Two facing seats, overflowing with a Slovene iron-miner’s family, are littered with shoes, dolls, whisky bottles, bundles wrapped in newspapers, a sewing bag. The oldest boy takes a mouth-organ out of his coat pocket, wipes the tobacco crumbs off, and plays “Marching through Georgia” till every head in the car begins to ache.

The news-butcher comes through selling chocolate bars and lemon drops. A girl-child ceaselessly trots down to the water-cooler and back to her seat. The stiff paper envelope which she uses for cup drips in the aisle as she goes, and on each trip she stumbles over the feet of a carpenter, who grunts, “Ouch! Look out!”

The dust-caked doors are open, and from the smoking-car drifts back a visible blue line of stinging tobacco smoke, and with it a crackle of laughter over the story which the young man in the bright blue suit and lavender tie and light yellow shoes has just told to the squat man in garage overalls.

The smell grows constantly thicker, more stale.

II

To each of the passengers his seat was his temporary home, and most of the passengers were slatternly housekeepers. But one seat looked clean and deceptively cool. In it were an obviously prosperous man and a black-haired, fine-skinned girl whose pumps rested on an immaculate horsehide bag.

They were Dr. Will Kennicott and his bride, Carol.

They had been married at the end of a year of conversational courtship, and they were on their way to Gopher Prairie after a wedding journey in the Colorado mountains.

The hordes of the way-train were not altogether new to Carol. She had seen them on trips from St. Paul to Chicago. But now that they had become her own people, to bathe and encourage and adorn, she had an acute and uncomfortable interest in them. They distressed her. They were so stolid. She had always maintained that there is no American peasantry, and she sought now to defend her faith by seeing imagination and enterprise in the young Swedish farmers, and in a traveling man working over his order-blanks. But the older people, Yankees as well as Norwegians, Germans, Finns, Canucks, had settled into submission to poverty. They were peasants, she groaned.

“Isn’t there any way of waking them up? What would happen if they understood scientific agriculture?” she begged of Kennicott, her hand groping for his.

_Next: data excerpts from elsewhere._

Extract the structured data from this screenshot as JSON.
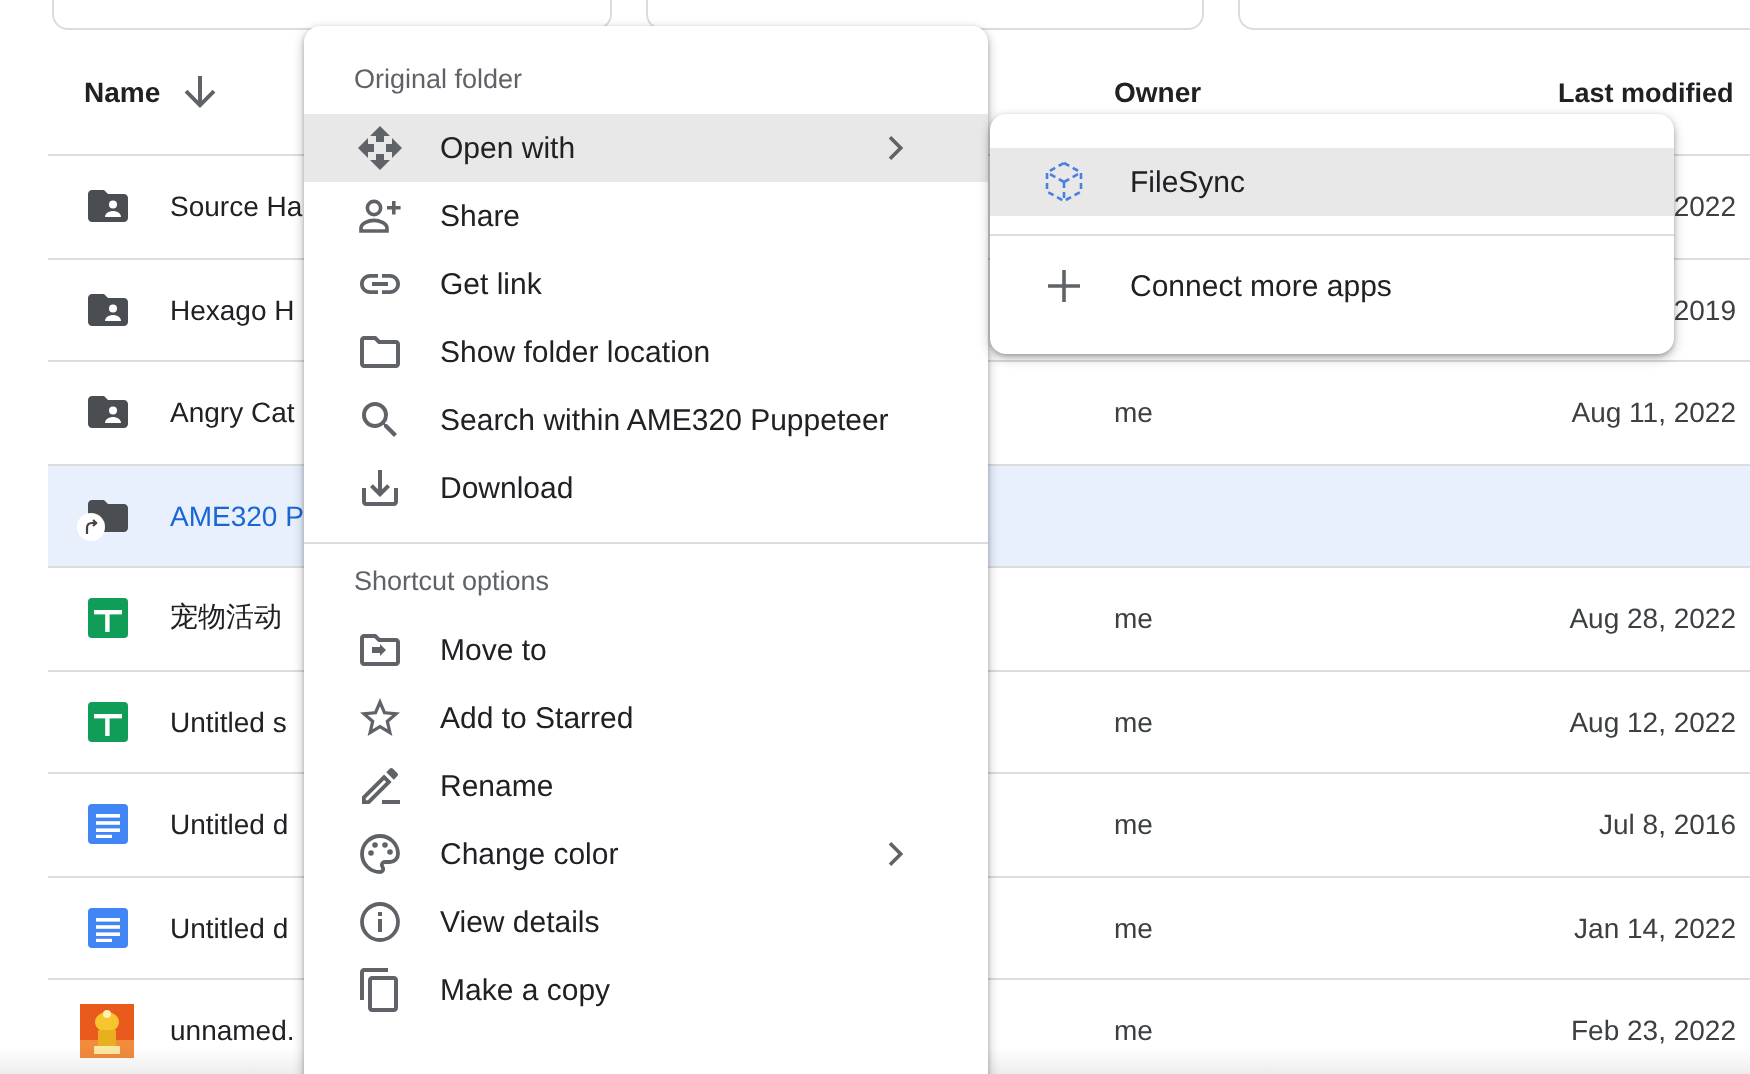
{
  "file_list": {
    "columns": [
      {
        "label": "Name",
        "sorted": true
      },
      {
        "label": "Owner",
        "sorted": false
      },
      {
        "label": "Last modified",
        "sorted": false
      }
    ],
    "rows": [
      {
        "kind": "shared-folder",
        "name": "Source Ha",
        "owner": "",
        "modified": "2022",
        "selected": false
      },
      {
        "kind": "shared-folder",
        "name": "Hexago H",
        "owner": "",
        "modified": "2019",
        "selected": false
      },
      {
        "kind": "shared-folder",
        "name": "Angry Cat",
        "owner": "me",
        "modified": "Aug 11, 2022",
        "selected": false
      },
      {
        "kind": "shortcut-folder",
        "name": "AME320 P",
        "owner": "",
        "modified": "",
        "selected": true
      },
      {
        "kind": "sheet",
        "name": "宠物活动",
        "owner": "me",
        "modified": "Aug 28, 2022",
        "selected": false
      },
      {
        "kind": "sheet",
        "name": "Untitled s",
        "owner": "me",
        "modified": "Aug 12, 2022",
        "selected": false
      },
      {
        "kind": "doc",
        "name": "Untitled d",
        "owner": "me",
        "modified": "Jul 8, 2016",
        "selected": false
      },
      {
        "kind": "doc",
        "name": "Untitled d",
        "owner": "me",
        "modified": "Jan 14, 2022",
        "selected": false
      },
      {
        "name": "unnamed.",
        "owner": "me",
        "modified": "Feb 23, 2022",
        "selected": false
      }
    ]
  },
  "context_menu": {
    "sections": [
      {
        "header": "Original folder",
        "items": [
          {
            "label": "Open with",
            "highlighted": true,
            "submenu": true
          },
          {
            "label": "Share",
            "highlighted": false,
            "submenu": false
          },
          {
            "label": "Get link",
            "highlighted": false,
            "submenu": false
          },
          {
            "label": "Show folder location",
            "highlighted": false,
            "submenu": false
          },
          {
            "label": "Search within AME320 Puppeteer",
            "highlighted": false,
            "submenu": false
          },
          {
            "label": "Download",
            "highlighted": false,
            "submenu": false
          }
        ]
      },
      {
        "header": "Shortcut options",
        "items": [
          {
            "label": "Move to",
            "highlighted": false,
            "submenu": false
          },
          {
            "label": "Add to Starred",
            "highlighted": false,
            "submenu": false
          },
          {
            "label": "Rename",
            "highlighted": false,
            "submenu": false
          },
          {
            "label": "Change color",
            "highlighted": false,
            "submenu": true
          },
          {
            "label": "View details",
            "highlighted": false,
            "submenu": false
          },
          {
            "label": "Make a copy",
            "highlighted": false,
            "submenu": false
          }
        ]
      }
    ]
  },
  "open_with_menu": {
    "sections": [
      {
        "items": [
          {
            "label": "FileSync",
            "highlighted": true,
            "submenu": false
          }
        ]
      },
      {
        "items": [
          {
            "label": "Connect more apps",
            "highlighted": false,
            "submenu": false
          }
        ]
      }
    ]
  }
}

It had been a transforming honeymoon. She had been frightened to discover how tumultuous a feeling could be roused in her. Will had been lordly—stalwart, jolly, impressively competent in making camp, tender and understanding through the hours when they had lain side by side in a tent pitched among pines high up on a lonely mountain spur.

His hand swallowed hers as he started from thoughts of the practise to which he was returning. “These people? Wake ‘em up? What for? They’re happy.”

“But they’re so provincial. No, that isn’t what I mean. They’re—oh, so sunk in the mud.”

“Look here, Carrie. You want to get over your city idea that because a man’s pants aren’t pressed, he’s a fool.